Voici deux problèmes qui n’ont apparemment rien en commun:

  1. beaucoup de sites internet ont besoin de s’assurer que celui qui remplit un formulaire est bien un humain, et pas un programme créé par un pirate pour abuser des possibilités du site
  2.  il existe des tonnes de documents anciens difficilement lisibles que l’on souhaite numériser, mais les logiciels d’OCR (reconnaissance des caractères) ne sont pas assez efficaces.

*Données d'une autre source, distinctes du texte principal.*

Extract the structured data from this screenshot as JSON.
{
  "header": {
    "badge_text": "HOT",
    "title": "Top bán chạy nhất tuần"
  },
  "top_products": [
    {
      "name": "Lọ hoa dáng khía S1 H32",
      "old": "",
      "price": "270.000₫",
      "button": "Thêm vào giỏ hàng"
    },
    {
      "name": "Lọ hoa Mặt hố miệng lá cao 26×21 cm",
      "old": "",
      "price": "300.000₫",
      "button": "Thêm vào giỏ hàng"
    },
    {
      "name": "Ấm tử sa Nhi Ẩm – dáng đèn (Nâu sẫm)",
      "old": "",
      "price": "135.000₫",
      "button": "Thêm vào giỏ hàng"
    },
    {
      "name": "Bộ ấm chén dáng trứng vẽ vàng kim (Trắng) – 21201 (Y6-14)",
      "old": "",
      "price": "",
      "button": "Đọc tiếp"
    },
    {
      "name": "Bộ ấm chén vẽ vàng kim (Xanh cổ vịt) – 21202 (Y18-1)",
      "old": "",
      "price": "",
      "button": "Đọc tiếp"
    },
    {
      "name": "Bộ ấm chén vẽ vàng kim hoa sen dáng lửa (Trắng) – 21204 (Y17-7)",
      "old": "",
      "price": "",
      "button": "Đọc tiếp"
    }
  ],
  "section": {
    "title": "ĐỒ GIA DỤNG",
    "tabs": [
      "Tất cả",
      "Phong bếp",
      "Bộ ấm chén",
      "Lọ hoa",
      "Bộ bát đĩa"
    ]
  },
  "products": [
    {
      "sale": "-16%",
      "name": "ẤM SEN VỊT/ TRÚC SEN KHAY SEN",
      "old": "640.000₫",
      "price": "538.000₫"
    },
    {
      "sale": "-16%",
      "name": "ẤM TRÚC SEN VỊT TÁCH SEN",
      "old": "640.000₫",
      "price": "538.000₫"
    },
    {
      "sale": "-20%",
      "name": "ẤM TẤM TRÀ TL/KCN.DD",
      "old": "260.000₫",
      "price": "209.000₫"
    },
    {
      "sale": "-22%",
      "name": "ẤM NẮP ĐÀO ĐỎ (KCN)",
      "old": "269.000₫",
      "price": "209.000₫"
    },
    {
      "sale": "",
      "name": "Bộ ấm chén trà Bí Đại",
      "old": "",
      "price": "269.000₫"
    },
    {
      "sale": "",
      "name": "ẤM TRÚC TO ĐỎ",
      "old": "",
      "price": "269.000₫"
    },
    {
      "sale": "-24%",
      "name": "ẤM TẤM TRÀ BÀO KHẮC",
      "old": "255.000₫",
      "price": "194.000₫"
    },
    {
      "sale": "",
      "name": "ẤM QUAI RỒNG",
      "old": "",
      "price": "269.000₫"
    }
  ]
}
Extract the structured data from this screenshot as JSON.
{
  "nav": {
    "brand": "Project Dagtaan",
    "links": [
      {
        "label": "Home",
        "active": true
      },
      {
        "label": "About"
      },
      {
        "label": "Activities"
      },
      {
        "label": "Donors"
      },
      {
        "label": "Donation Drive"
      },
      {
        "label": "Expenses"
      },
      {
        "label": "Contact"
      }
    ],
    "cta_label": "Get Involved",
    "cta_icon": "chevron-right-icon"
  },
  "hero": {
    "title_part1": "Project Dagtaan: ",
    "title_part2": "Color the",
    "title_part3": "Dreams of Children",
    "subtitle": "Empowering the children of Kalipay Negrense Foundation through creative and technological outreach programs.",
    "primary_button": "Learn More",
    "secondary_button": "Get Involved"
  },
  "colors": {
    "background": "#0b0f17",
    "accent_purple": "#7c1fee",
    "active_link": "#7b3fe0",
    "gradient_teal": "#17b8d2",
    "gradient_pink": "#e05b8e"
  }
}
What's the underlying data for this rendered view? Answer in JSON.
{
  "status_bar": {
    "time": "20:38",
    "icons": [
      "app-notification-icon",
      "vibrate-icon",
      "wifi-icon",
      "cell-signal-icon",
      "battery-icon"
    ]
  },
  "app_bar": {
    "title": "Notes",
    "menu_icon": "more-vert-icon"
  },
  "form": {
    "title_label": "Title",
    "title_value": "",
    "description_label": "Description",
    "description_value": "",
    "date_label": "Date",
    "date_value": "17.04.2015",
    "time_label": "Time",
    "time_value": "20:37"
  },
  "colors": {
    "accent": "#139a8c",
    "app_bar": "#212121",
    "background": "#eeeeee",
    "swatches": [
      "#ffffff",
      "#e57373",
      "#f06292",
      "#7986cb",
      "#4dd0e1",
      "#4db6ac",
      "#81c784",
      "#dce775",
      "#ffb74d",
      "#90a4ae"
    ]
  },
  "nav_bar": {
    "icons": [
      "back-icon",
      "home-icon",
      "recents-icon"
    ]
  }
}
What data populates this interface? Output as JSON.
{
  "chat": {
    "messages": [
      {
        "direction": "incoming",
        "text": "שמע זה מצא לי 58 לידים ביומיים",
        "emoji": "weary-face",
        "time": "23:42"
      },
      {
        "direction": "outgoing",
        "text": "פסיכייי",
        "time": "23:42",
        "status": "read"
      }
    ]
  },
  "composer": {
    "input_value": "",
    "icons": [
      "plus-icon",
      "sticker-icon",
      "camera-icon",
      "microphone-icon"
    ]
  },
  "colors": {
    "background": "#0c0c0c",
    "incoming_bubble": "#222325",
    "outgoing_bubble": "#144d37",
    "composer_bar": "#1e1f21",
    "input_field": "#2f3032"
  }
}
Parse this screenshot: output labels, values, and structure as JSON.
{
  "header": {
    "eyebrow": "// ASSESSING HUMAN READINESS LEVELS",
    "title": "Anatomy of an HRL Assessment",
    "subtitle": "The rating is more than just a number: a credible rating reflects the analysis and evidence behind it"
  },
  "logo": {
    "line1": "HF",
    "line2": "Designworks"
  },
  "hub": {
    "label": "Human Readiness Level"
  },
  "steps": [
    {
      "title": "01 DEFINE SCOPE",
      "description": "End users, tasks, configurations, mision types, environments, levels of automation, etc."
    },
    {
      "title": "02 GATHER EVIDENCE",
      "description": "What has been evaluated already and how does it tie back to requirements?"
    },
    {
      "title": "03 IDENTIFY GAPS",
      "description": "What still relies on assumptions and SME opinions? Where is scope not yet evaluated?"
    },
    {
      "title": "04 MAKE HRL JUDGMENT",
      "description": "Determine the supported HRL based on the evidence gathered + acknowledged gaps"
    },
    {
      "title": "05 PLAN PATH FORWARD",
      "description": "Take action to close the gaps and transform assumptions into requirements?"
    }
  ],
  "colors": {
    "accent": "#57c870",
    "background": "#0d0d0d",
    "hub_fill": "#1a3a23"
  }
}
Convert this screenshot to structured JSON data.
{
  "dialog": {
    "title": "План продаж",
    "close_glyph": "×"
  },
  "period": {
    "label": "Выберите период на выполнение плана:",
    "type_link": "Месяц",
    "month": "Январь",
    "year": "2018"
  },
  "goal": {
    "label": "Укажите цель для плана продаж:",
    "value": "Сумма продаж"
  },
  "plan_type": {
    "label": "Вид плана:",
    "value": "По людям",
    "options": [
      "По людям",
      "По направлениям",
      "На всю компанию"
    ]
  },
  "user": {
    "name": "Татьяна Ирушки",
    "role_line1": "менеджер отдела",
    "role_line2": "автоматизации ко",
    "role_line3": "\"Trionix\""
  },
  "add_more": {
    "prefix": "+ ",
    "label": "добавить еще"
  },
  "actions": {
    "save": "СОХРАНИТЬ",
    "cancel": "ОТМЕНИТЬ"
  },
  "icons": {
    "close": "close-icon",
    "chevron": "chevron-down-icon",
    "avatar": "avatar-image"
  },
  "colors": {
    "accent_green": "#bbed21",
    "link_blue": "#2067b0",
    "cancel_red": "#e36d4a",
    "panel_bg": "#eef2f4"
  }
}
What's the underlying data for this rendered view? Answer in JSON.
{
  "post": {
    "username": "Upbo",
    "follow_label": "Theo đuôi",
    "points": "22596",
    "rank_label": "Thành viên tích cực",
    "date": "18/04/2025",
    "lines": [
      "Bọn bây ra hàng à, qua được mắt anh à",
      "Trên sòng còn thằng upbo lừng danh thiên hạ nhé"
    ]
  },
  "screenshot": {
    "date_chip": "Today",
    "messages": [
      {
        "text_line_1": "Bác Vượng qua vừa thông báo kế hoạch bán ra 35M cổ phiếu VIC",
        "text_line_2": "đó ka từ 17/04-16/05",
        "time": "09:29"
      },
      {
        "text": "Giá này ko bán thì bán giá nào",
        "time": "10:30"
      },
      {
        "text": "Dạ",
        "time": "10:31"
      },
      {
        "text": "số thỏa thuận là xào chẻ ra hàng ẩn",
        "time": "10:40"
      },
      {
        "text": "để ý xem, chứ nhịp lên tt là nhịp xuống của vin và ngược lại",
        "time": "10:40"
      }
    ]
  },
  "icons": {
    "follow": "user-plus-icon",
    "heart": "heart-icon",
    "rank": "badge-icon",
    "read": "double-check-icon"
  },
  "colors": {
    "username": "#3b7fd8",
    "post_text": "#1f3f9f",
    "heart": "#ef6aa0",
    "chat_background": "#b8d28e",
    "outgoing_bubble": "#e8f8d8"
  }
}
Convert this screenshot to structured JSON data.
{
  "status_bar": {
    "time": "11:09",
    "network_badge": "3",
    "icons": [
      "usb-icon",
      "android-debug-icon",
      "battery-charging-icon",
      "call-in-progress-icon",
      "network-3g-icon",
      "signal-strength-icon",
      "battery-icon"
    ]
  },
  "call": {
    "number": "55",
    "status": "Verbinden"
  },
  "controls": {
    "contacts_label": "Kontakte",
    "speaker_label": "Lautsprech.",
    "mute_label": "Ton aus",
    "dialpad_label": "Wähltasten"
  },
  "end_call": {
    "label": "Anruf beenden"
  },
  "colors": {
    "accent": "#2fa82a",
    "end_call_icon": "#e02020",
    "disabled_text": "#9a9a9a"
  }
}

Une solution au problème 1 courament utilisée est le “captcha” : on affiche une image contenant un texte assez déformé, et on demande à l’utilisateur de taper au clavier les lettres qu’il lit, ce qu’un programme ne peut pas faire.

L’idée géniale de ReCaptcha est d’utiliser ceci pour résoudre aussi le problème 2 : on présente à l’humain potentiel des mots scannés sur des documents illisibles et on lui demande de les taper. Les utilisateurs d’internet font donc le travail de rats de bibliothèque gratuitement ! Génial non ?

En pratique, il faut quand même valider à la fois l’humanité de l’utilisateur (problème 1) et la justesse de la lecture (problème 2), donc on présente 2 mots à lire, dont un que l’on connait pour l’authentification, et l’autre dont on compare statistiquement les lectures par de nombreuses personnes pour le valider.

Donc la prochaine fois que vous verrez une boite de dialogue comme celle ci-contre, vous serez doublement valorisés. D’une part vous ferez (enfin) un travail dont un ordinateur est incapable, et d’autre part, vous contribuerez à immortaliser des documents anciens.